Environmental and social experts are urging us all to live a more sustainable life. It certainly sounds like a good thing, and if done properly, it can provide benefits on both a social and individual level.
But what does sustainability really mean? And what does a sustainable life look like?
The Nebulous Definition of “Sustainability”
Unfortunately, it’s hard to pin down a precise definition of the word “sustainability,” as it’s used in so many ways across many different contexts. Environmental sustainability, social sustainability, and economic sustainability, for example, are all disparate concepts that are only marginally related.
When most of us talk about sustainability, we’re talking about environmental sustainability. An environmentally sustainable operation is one that can persist indefinitely without causing significant harm or damage to the environment. As a simple example, imagine that you have 10 trees on your property and every year, you cut down another tree without replacing it. This is not sustainable, as eventually, you’ll be out of trees. If you take the simple action of planting a new tree every time you cut one down, you can make your operation sustainable.
Environmental sustainability is somewhat subjective, and it’s hard to pinpoint exactly how much of an impact various products and activities make. However, we can identify potentially problematic habits and behaviors, then guide people to more sustainable living.
Basics of Individual Environmental Sustainability
Sustainability is a huge topic. Governments, corporations, and other large organizations shoulder much of the burden of sustainability planning from a high level. But we can also think about sustainability as it relates to an individual level.
What does it mean for an individual to live a more environmentally sustainable life?
Typically, it includes the following:
- Energy/utility consumption reduction. One of your biggest responsibilities is going to be reducing your dependence on energy and utilities, like electricity, natural gas, and water. These resources are either finite, or capable of producing massive amounts of pollution; accordingly, you should consume as few of these resources as possible.
- Product consumption reduction. Similarly, environmental sustainability encourages you to reduce your consumption of products. Having a set of ceramic plates that you wash after every meal is inherently more sustainable than purchasing paper plates and throwing them away whenever you’re done.
- Conscientious consumer decision making. You should also practice sustainability in the form of thoughtful consumer decision making. If you have a choice between two very similar products, and one product is made by a brand that prioritizes sustainability in its operations, consider choosing that brand.
- Voting and activism. Individuals also have the potential to influence higher level decisions by actively voting in elections and practicing more activism.
Examples of Living a More Sustainable Life
These principles are on display in the following strategies for individual environmental sustainability:
- Investing in efficient appliances. Efficient appliances are capable of doing more with less energy. They’re designed to help you live a convenient life and carry out your responsibilities without driving up your utility bills or disproportionately consuming resources.

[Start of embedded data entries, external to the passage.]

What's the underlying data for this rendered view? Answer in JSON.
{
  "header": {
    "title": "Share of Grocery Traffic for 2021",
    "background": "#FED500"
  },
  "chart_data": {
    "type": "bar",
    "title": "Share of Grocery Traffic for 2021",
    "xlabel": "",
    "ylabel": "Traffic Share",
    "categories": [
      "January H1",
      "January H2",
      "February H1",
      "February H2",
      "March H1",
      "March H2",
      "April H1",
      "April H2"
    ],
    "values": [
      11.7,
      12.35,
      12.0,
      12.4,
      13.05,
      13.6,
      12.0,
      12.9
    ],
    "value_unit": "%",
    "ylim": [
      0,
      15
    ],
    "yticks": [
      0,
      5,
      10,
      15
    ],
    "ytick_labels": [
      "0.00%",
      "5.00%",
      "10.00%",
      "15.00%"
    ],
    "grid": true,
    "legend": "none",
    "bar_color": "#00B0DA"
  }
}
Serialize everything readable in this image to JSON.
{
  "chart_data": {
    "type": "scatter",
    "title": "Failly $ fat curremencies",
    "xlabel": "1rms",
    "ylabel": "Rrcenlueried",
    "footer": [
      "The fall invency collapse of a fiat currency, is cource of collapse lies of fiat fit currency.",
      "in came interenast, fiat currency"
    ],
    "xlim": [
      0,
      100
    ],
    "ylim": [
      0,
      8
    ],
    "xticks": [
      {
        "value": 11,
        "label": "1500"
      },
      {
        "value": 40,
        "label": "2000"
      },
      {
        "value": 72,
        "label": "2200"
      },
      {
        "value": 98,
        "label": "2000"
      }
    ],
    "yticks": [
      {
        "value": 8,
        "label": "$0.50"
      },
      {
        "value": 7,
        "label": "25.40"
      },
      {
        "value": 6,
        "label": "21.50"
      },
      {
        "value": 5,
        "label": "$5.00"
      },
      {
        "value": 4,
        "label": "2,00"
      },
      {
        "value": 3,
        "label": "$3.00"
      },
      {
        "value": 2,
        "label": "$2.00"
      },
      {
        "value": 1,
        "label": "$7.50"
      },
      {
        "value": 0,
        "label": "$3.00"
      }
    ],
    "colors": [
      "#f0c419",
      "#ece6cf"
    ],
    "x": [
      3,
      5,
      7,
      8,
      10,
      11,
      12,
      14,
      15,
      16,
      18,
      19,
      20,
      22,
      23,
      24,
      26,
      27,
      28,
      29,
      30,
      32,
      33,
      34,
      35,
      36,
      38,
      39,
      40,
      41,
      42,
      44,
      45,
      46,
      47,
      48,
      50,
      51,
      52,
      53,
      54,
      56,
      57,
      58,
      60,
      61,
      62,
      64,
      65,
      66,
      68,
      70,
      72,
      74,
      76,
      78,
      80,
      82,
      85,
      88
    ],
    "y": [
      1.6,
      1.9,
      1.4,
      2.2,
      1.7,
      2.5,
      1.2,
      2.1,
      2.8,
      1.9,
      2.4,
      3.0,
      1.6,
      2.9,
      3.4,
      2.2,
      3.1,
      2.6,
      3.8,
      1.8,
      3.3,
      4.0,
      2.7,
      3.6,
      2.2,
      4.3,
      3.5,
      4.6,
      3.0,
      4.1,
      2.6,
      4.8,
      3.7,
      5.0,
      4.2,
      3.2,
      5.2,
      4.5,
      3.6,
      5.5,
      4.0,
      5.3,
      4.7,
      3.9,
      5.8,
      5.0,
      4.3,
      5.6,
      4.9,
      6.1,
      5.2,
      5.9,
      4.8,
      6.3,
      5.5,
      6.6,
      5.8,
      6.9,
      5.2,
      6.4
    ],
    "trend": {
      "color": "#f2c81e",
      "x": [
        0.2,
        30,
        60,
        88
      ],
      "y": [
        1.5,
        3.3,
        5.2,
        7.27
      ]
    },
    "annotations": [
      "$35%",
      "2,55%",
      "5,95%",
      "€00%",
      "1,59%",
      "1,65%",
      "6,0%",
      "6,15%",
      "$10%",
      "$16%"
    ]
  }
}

- Reducing total energy use. Any steps you take to reduce your energy consumption can improve your environmental sustainability. Biking instead of driving minimizes what you spend on fuel. Wearing a sweater instead of increasing the temperature on your thermostat minimizes your electricity or natural gas consumption.
- Going paperless. Paper is a commonly used, disposable product made from trees. While modern paper companies attempt to make this process more sustainable by planting new trees in the wake of harvested older ones, it’s still more responsible to eliminate (or reduce) paper usage in your home. Switching to paperless billing is a great place to start, but it’s also important to think about other areas where you use paper; for example, switching to a bidet can almost eliminate your need for toilet paper.
- Growing your own food. Farmer’s markets are generally more sustainable than supermarkets. But it’s even more sustainable to grow your own food, assuming you have the space to do it.
- Reusing or recycling instead of disposing. Instead of throwing things away, consider reusing or recycling them. This way, your products can find new life and you can reduce aggregate consumption.
- Shopping with sustainable brands. More than 96 percent of the world’s top companies are publishing annual sustainability reports. This makes it easier than ever for consumers to practice conscientious decision making. Which brands are most worthy of your economic contributions? How can you support more sustainable businesses?
You don’t have to make unreasonable sacrifices, nor do you need to spend thousands of dollars to live a sustainable life. Every step you take, even on the smallest scale, can add up to have a positive impact on the world – especially if you commit to those steps over the course of a lifetime.